Paul Anderson, review of A Flea in Her Ear by Georges Feydeau (Old Vic) , Tribune 25 August 1989
Georges Feydeau was a contemporary of Alfred Jerry and Sigmund Freud, and his work, like Jarry's and Freud's, was much admired by later surrealists and absurdists. Eugene Ionesco, for example, described Feydeau as "the true precursor of the Marx Brothers and other American comedians, in whose work everything starts with apparent casualness, only to end up in a state of precipitation — which may well be an accurate caricature of our own agitation, our gallop towards the abyss".
So why not go for an uncompromising modernist interpretation of A Flea in Her Ear? That is certainly what Richard Jones has tried with his Old Vic production, which goes out of its way to emphasise the serious modern core of Feydeau's farce.

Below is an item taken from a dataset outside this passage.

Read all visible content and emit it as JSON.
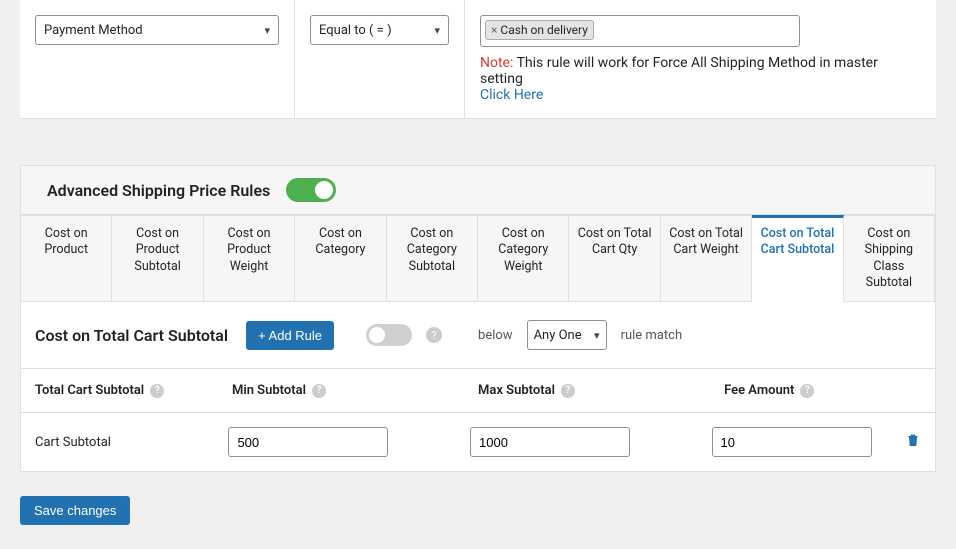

Out go the stuffy interiors and costumes normally associated with fin de siecle French vaudeville; in come some exquisite sets from the Brothers Quay (an elegant office and the seediest brothel imaginable) and some gloriously improbable over-the-top outfits (at least for the women) by Sue Blanc. Instead of presenting believable characters in an improbable situation, as Feydeau intended, the play becomes the nightmare story of Victor Emmanuel Chandebise's fantasy of sexual impotence, peopled by ghoulish caricatures. The whole thing is taken at about half the normal farce pace.
All this works particularly well where the caricatures are particularly cruel — as with Kevin William's psychotic hot-blooded Carlos Homenides De Histangua, Phelim McDermott's ineffectual Camille Chandebise and Matthew Scurfield's sadistic brothel-keeper.
There are times when no amount of clowning can make up for the (deliberate) lack of characterisation in Feydeau's parts and times (remarkably few) when the play is simply too slow but, on the whole, Jones's unorthodox treatment is both instructive and hugely entertaining.